– Блин, вот приснится же такое! – он ещё продолжал вздрагивать – уже по инерции, всё ещё не понимая, был ли это взаправду сон или он видел нечто иное.
Приподнявшись с койки, Павел выглянул в окно – в небе сияла серебристая луна. Её диск был слегка покусан ночными волками, что говорило о недавно прошедшем полнолунии. Однако же сияния хватало для того, чтобы заместить дневное светило. Хотя бы в некоторой мере.
Плечо снова разнылось – после удачной операции Павел провалялся около месяца в больничке, которую то и дело атаковали со всех сторон, однако оставался в живых. Кочану повезло меньше – после очередной вылазки коллеги вернулись и рассказали, как на него набросились сразу несколько тварей.

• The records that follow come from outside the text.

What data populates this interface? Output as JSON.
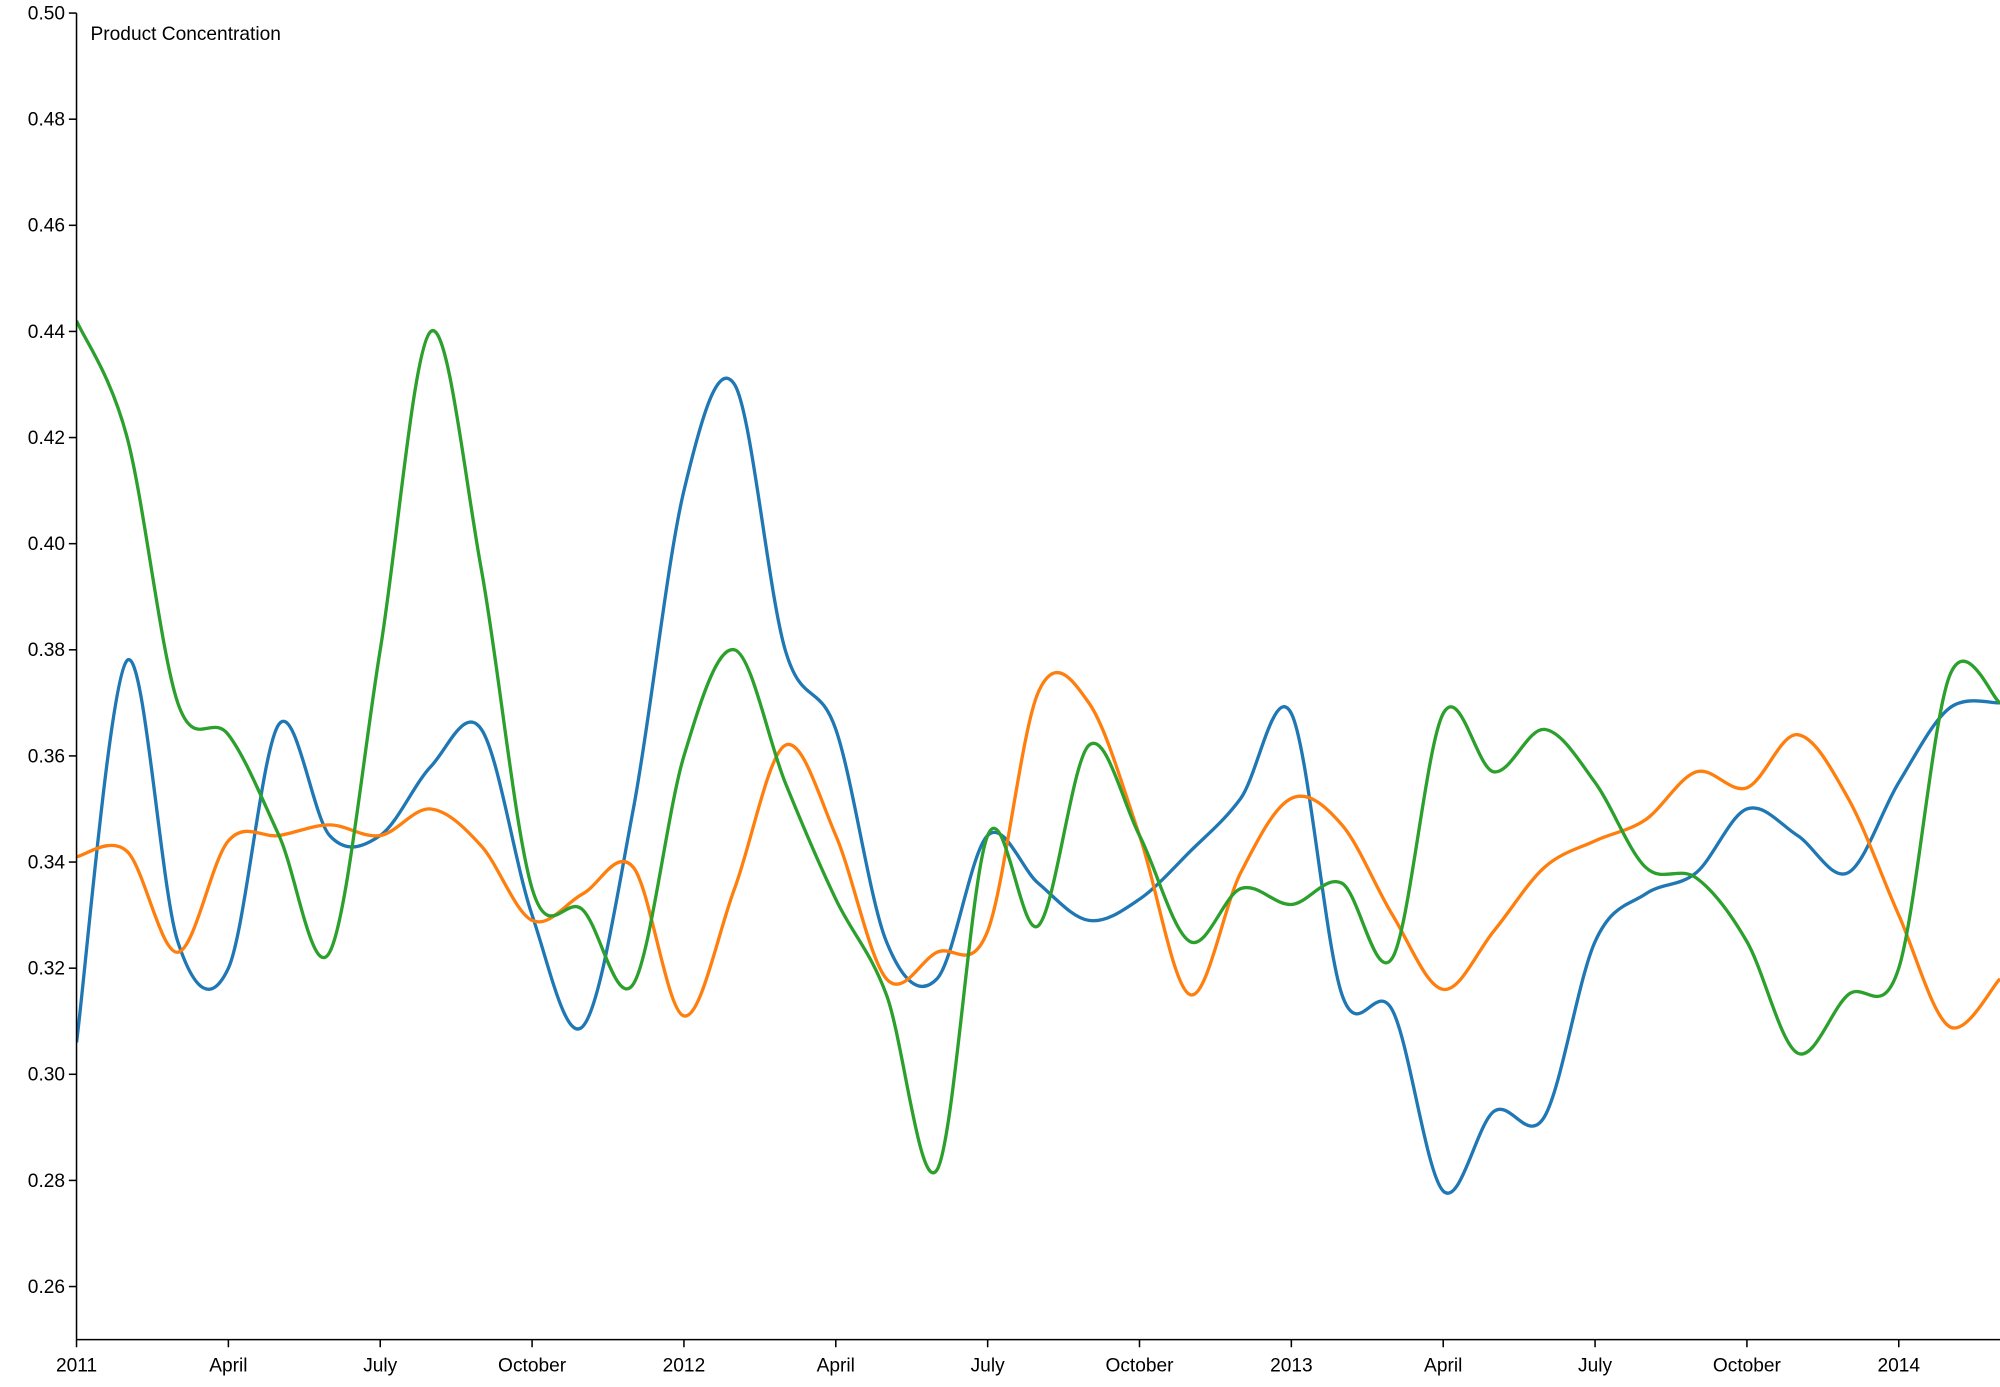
{
  "chart_data": {
    "type": "line",
    "y_label": "Product Concentration",
    "x": [
      "2011-01",
      "2011-02",
      "2011-03",
      "2011-04",
      "2011-05",
      "2011-06",
      "2011-07",
      "2011-08",
      "2011-09",
      "2011-10",
      "2011-11",
      "2011-12",
      "2012-01",
      "2012-02",
      "2012-03",
      "2012-04",
      "2012-05",
      "2012-06",
      "2012-07",
      "2012-08",
      "2012-09",
      "2012-10",
      "2012-11",
      "2012-12",
      "2013-01",
      "2013-02",
      "2013-03",
      "2013-04",
      "2013-05",
      "2013-06",
      "2013-07",
      "2013-08",
      "2013-09",
      "2013-10",
      "2013-11",
      "2013-12",
      "2014-01",
      "2014-02",
      "2014-03"
    ],
    "series": [
      {
        "color": "#1f77b4",
        "values": [
          0.306,
          0.378,
          0.325,
          0.32,
          0.366,
          0.345,
          0.345,
          0.358,
          0.365,
          0.33,
          0.309,
          0.35,
          0.41,
          0.43,
          0.38,
          0.365,
          0.325,
          0.318,
          0.345,
          0.336,
          0.329,
          0.333,
          0.342,
          0.352,
          0.368,
          0.315,
          0.312,
          0.278,
          0.293,
          0.292,
          0.325,
          0.334,
          0.338,
          0.35,
          0.345,
          0.338,
          0.355,
          0.369,
          0.37
        ]
      },
      {
        "color": "#ff7f0e",
        "values": [
          0.341,
          0.342,
          0.323,
          0.344,
          0.345,
          0.347,
          0.345,
          0.35,
          0.343,
          0.329,
          0.334,
          0.339,
          0.311,
          0.335,
          0.362,
          0.345,
          0.318,
          0.323,
          0.327,
          0.372,
          0.37,
          0.345,
          0.315,
          0.338,
          0.352,
          0.347,
          0.33,
          0.316,
          0.327,
          0.339,
          0.344,
          0.348,
          0.357,
          0.354,
          0.364,
          0.352,
          0.33,
          0.309,
          0.318
        ]
      },
      {
        "color": "#2ca02c",
        "values": [
          0.442,
          0.42,
          0.37,
          0.364,
          0.345,
          0.323,
          0.38,
          0.44,
          0.395,
          0.335,
          0.331,
          0.317,
          0.36,
          0.38,
          0.355,
          0.333,
          0.315,
          0.282,
          0.345,
          0.328,
          0.362,
          0.345,
          0.325,
          0.335,
          0.332,
          0.336,
          0.322,
          0.368,
          0.357,
          0.365,
          0.355,
          0.339,
          0.337,
          0.325,
          0.304,
          0.315,
          0.32,
          0.375,
          0.37
        ]
      }
    ],
    "xlim": [
      "2011-01",
      "2014-03"
    ],
    "xticks": [
      {
        "value": "2011-01",
        "label": "2011"
      },
      {
        "value": "2011-04",
        "label": "April"
      },
      {
        "value": "2011-07",
        "label": "July"
      },
      {
        "value": "2011-10",
        "label": "October"
      },
      {
        "value": "2012-01",
        "label": "2012"
      },
      {
        "value": "2012-04",
        "label": "April"
      },
      {
        "value": "2012-07",
        "label": "July"
      },
      {
        "value": "2012-10",
        "label": "October"
      },
      {
        "value": "2013-01",
        "label": "2013"
      },
      {
        "value": "2013-04",
        "label": "April"
      },
      {
        "value": "2013-07",
        "label": "July"
      },
      {
        "value": "2013-10",
        "label": "October"
      },
      {
        "value": "2014-01",
        "label": "2014"
      }
    ],
    "ylim": [
      0.25,
      0.5
    ],
    "yticks": [
      0.26,
      0.28,
      {
        "value": 0.3,
        "label": "0.30"
      },
      0.32,
      0.34,
      0.36,
      0.38,
      {
        "value": 0.4,
        "label": "0.40"
      },
      0.42,
      0.44,
      0.46,
      0.48,
      {
        "value": 0.5,
        "label": "0.50"
      }
    ]
  }
}
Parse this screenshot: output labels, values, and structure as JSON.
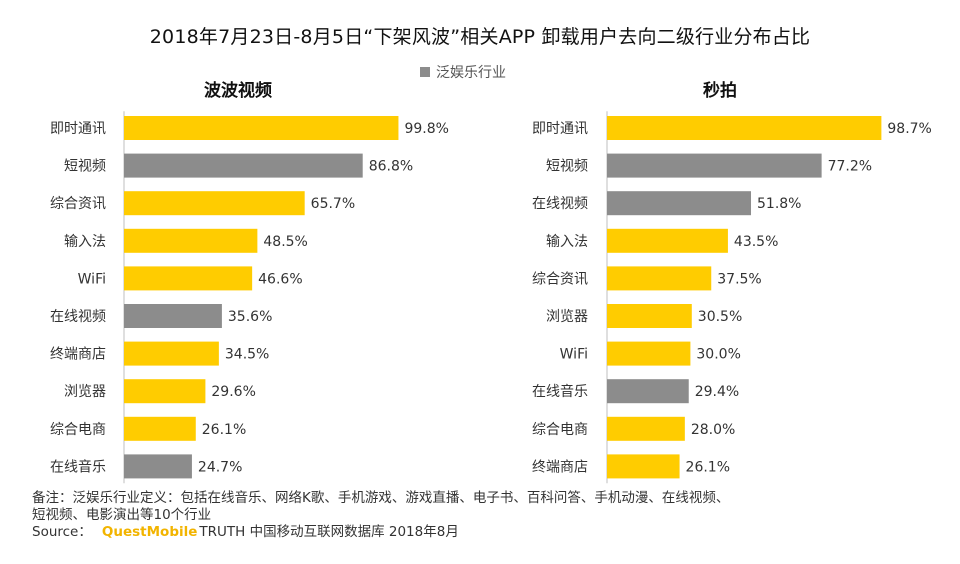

Он, конечно, сумел их раскидать, но превосходство в юркости и клыкастости было явно не на стороне человека.
Конечно, остальным пришлось позорно ретироваться с поля боя, и Павел ещё долго припоминал им – да и всё ещё не мог простить предательства.
– Русские своих на войне не бросают! – твердил он при каждом удобном случае.
Где-то вдалеке промелькнули две зелёных вспышки.
– Ба-бах! – звуки удара о землю сопроводили их падение.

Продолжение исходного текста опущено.